Academic Senate approves EODAC committee charge, despite opposition
February 21, 2023
BC’s Academic Senate implements and debates academic and professional issues that revolve around BC’s campus and curriculum system. Their senate body, which is built up of a majority of classified staff, faculty, and one student body representation, held a meeting on Feb. 15, which caused a stir as they debated whether or not to approve the charge for the Equal Opportunity & Diversity Advisory Council (EODAC), which focuses on improving issues that surround college diversity. A charge is the set of tasks and duties of a committee. It denotes who it provides updates to and which groups it communicates with, as well as dictating membership and voting rights.
The charge proposed as an alternative EODAC involved creating a new committee titled DEI that would implement strictly-faculty voting seats for issues that revolve around campus diversity. The majority of voting members that had been present at the meeting held different views on the charge, which caused a mass debate for the entire session.
A senator at the meeting mentioned that it was crucial to consider the fact that only 25% of BC’s faculty are people of color, and if they intend to create a committee that focuses on diversity on campus, this statistic should be acknowledged.
Andrea Thorson, professor of communication at BC and faculty co-chair of EODAC, voiced her opinion at the meeting by stating that the idea of creating another committee “creates a segregated committee, which is shameful.” She even elaborated on the fact that the EODAC committee already brings diverse opinions onto campus, and that if faculty were to create DEI, it would only make the faculty more “disgustingly entitled,” due to the fact that they intend to bring more faculty power, and that could result in a decrease of student representation.

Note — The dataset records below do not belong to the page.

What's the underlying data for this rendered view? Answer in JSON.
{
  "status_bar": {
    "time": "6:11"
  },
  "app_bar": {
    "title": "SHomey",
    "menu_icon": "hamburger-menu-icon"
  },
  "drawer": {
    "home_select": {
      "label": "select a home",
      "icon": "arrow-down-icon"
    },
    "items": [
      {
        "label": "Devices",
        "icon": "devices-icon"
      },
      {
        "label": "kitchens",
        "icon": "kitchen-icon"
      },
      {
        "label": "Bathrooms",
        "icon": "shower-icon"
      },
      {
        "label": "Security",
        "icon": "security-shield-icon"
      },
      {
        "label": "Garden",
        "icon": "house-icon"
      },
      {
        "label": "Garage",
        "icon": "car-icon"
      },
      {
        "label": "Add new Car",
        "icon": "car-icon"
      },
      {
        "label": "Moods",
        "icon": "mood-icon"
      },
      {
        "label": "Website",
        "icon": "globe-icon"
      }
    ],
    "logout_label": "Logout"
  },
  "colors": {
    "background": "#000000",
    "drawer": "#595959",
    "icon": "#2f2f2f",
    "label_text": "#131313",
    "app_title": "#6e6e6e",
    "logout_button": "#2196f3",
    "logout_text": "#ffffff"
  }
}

Shehrazad Barraj, president of the Bakersfield College Student Government Association, and a student trustee for KCCD, also expressed her opinions of DEI during a portion of the meeting’s public comment. She stated, “I am speaking on behalf of the students that have an issue with the lack of diversity within the voting body of the DEI Committee.”
She also emphasized that EODAC already focuses on what the proposed committee aimed to work on, except that the proposed committee only wants to include faculty in the conversation of diversity.
“EODAC allows for more inclusion as the voting body is significantly bigger, accepting more variation of voices on all fronts– as well as having a co-chair from every group, faculty, admin, classified, and students as well. Meanwhile, DEI would only honor the voices of faculty.”
Another student who had voiced an opinion regarding DEI’s plans to create an only faculty committee was the Student Government Association representative Tania Escalante. She had questioned a faculty member’s claim, which stated that voting faculty members would welcome students to attend the committee, but that the students would not have the ability to voice their concerns. “You say like faculty knows students better but how would you know if the only reason you want students there is to warm the seat?”
When it came to the final vote on approving the EODAC charge, the final vote came out to a majority vote of 11, enough to approve the EODAC charge to increase student representation with a student co-chair and four student voting members, in addition to nine classified and nine faculty representative on the committee.